I use the following settings which work for me.

id_col = 'categorical_id' time_col='hours_from_start' input_cols =['power_usage', 'hour', 'day_of_week', 'hours_from_start', 'categorical_id'] target_col = 'power_usage' time_steps=192 num_encoder_steps = 168 output_size = 1 max_samples = 1000 input_size = 5 static_cols = ['categorical_id'] num_static = len(static_cols)

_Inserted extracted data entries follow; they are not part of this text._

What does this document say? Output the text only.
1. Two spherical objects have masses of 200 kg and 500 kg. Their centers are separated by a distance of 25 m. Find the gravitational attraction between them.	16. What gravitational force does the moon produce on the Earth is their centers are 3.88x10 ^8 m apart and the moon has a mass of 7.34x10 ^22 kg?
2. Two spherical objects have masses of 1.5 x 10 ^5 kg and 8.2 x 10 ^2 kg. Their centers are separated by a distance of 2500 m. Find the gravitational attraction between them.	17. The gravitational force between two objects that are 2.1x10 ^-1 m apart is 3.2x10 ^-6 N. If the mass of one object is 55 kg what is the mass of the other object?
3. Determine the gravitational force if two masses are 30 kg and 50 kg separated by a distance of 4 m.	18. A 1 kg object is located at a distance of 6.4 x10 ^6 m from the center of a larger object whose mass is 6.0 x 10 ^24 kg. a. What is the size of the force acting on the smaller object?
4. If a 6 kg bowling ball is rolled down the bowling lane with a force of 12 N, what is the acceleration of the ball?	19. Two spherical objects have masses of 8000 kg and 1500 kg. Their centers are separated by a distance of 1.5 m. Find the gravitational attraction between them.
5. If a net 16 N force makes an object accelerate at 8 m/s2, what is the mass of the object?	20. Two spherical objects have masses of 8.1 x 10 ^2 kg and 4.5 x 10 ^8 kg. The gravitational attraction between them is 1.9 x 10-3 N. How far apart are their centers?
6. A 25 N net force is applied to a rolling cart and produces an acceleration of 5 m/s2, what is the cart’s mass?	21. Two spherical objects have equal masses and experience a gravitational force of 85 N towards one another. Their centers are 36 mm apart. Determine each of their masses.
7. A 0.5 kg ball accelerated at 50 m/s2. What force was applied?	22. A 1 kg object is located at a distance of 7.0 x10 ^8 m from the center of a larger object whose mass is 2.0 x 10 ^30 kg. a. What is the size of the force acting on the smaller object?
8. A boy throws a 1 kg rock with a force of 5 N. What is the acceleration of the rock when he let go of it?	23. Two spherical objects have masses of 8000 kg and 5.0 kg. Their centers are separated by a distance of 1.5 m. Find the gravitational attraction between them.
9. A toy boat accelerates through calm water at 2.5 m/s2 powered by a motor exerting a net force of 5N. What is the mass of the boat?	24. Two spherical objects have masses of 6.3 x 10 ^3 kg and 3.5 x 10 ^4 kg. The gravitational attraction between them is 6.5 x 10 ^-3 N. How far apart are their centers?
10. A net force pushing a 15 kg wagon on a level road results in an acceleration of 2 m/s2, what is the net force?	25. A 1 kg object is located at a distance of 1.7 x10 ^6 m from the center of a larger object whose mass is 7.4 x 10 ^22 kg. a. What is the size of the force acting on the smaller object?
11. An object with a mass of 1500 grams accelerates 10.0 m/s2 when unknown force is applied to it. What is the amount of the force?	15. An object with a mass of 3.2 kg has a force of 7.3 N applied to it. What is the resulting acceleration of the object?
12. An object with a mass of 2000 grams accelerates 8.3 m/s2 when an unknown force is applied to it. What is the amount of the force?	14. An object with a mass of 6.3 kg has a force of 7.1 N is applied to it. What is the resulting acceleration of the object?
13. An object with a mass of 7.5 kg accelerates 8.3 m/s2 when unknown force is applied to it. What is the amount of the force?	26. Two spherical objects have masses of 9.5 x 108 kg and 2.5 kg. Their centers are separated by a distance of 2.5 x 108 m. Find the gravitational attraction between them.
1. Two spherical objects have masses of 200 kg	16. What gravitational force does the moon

static_cols = ['categorical_id'] categorical_cols = ['hour'] real_cols = ['power_usage','hour', 'day'] config = {} config['static_variables'] = len(static_cols) config['time_varying_categoical_variables'] = 1 config['time_varying_real_variables_encoder'] = 4 config['time_varying_real_variables_decoder'] = 3 config['num_masked_series'] = 1 config['static_embedding_vocab_sizes'] = [369] config['time_varying_embedding_vocab_sizes'] = [369] config['embedding_dim'] = 8 config['lstm_hidden_dimension'] = 160 config['lstm_layers'] = 1 config['dropout'] = 0.05 config['device'] = 'cpu' config['batch_size'] = 64 config['encode_length'] = 168 config['attn_heads'] = 4 config['num_quantiles'] = 3 config['vailid_quantiles'] = [0.1,0.5,0.9] config['seq_length']=192

Hello, i have tried your setting but still got error: "The size of tensor a (24) must match the size of tensor b (0) at non-singleton dimension 0" Do you have a similar problem?